Researchers press rewind on cell division

2006 April 18
by Mo

About three-quarters of household dust consists of dead skin cells that have been sloughed off the human body. These cells are replaced by cell division, a process which occurs millions of times every day in the human body.

Cell division – or mitosis – replaces dead or damaged cells and is, therefore, essential in maintaining the integrity of all multicellular organisms.

Structures called telomeres determine how many times an individual cell will divide before it dies. Telomeres are lengths of DNA attached to chromosomes; each time a cell divides, the telomeres shorten, and when they reach a certain length the cell is instructed to stop dividing and die. When this process does not function properly, cells divide uncontrollably, leading to cancer.

Now, researchers at the Oklahoma Medical Research Foundation report in this week's Nature that they have managed to reverse the cycle of cell division. This is a discovery which could lead to treatments for cancer.Before a human cell can divide, it must first duplicate its 23 pairs of chromosomes, so that each daughter cell receives a complete set of genes.

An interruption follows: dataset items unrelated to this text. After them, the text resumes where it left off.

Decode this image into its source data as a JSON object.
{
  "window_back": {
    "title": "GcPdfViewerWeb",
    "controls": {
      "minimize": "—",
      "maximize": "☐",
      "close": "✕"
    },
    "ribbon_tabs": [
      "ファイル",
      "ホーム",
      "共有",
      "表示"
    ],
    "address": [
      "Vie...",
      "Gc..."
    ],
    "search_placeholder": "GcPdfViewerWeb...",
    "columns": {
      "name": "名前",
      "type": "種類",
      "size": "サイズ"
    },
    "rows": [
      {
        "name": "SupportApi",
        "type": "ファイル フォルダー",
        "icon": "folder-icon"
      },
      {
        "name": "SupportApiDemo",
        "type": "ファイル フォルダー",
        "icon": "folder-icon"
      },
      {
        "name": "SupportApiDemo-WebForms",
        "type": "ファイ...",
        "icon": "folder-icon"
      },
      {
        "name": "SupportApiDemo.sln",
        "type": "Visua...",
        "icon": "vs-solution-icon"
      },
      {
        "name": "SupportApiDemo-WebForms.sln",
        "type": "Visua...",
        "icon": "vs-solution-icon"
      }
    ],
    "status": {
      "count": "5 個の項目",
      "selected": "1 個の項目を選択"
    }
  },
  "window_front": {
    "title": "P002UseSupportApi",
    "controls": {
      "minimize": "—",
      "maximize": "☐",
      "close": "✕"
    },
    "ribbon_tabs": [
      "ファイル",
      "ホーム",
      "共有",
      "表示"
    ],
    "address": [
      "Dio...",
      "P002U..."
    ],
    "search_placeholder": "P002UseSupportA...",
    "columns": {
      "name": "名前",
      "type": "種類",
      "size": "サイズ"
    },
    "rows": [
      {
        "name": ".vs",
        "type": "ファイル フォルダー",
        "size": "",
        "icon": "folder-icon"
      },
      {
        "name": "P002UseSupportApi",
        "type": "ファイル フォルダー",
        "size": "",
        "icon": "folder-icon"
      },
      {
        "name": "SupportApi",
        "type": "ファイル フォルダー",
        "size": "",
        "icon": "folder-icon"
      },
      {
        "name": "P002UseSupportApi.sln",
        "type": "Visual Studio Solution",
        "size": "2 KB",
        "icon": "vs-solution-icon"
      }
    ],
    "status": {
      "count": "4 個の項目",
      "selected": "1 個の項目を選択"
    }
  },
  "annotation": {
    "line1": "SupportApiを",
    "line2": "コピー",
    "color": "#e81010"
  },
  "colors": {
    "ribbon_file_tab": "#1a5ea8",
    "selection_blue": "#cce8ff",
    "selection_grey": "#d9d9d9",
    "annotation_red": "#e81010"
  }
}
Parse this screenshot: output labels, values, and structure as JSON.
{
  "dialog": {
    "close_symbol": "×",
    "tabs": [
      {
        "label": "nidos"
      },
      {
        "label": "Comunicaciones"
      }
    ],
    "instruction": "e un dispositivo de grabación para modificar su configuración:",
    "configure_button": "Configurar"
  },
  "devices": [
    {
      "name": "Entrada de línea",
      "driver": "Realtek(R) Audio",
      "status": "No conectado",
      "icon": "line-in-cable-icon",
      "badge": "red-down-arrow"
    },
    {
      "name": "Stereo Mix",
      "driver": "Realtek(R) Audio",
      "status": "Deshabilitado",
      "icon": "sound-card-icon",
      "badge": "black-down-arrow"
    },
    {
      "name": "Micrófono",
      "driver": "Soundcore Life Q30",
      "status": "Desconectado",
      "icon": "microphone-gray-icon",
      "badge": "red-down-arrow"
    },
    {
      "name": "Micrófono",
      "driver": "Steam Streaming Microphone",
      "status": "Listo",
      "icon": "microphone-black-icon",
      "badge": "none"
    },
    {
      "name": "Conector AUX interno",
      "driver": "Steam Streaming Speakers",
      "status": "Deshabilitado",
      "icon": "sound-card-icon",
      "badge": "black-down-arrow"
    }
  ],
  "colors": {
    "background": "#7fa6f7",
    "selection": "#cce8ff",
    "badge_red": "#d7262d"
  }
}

Once this DNA replication is complete, the two sets of chromosomes line themselves up along the middle of the cell. Each set of then moves to opposite ends of the cell along structures called spindles, so that when the cell splits in two, the resulting daughter cells each contain a complete set of genes.  

Micrograph showing chromosomes (labelled red) moving along mitotic spindles (green).  The cell cycle is under the control of two proteins, cyclin B and cyclin-dependent kinase 1 (Cdk1). Cyclin B activates Cdk1, which is an enzyme. Once the two sets of duplicated chromosomes have moved to opposite poles of the cell and the cell begins to divide, levels of cyclin B decrease and, as a result, Cdk1 stops functioning.

Decreased cyclin B concentration is believed to act as a trigger which drives the cell into dividing, and this work confirms it. Team leader Gary Gorbsky and his colleagues used Cdk1-blocking compounds to make frog eggs divide even though cyclin B levels were high. This caused the eggs to start dividing in two. When the Cdk1-blocking compound was then washed away, the eggs stopped dividing mid-cycle, the duplicated chromosomes returned to their original positions, and a single cell was reformed.

Timing was crucial in these experiments. The chemicals had to be added at a specific stage of the cell cycle or they had no effect on cell division.

Cell division expert Professor Johnathan Pines, of the Gurdon Institute in Cambridge, said that the research is unlikely to lead directly to new treatments for cancer, although "it is useful for us to understand how the cell goes through the process of segregating the chromosomes".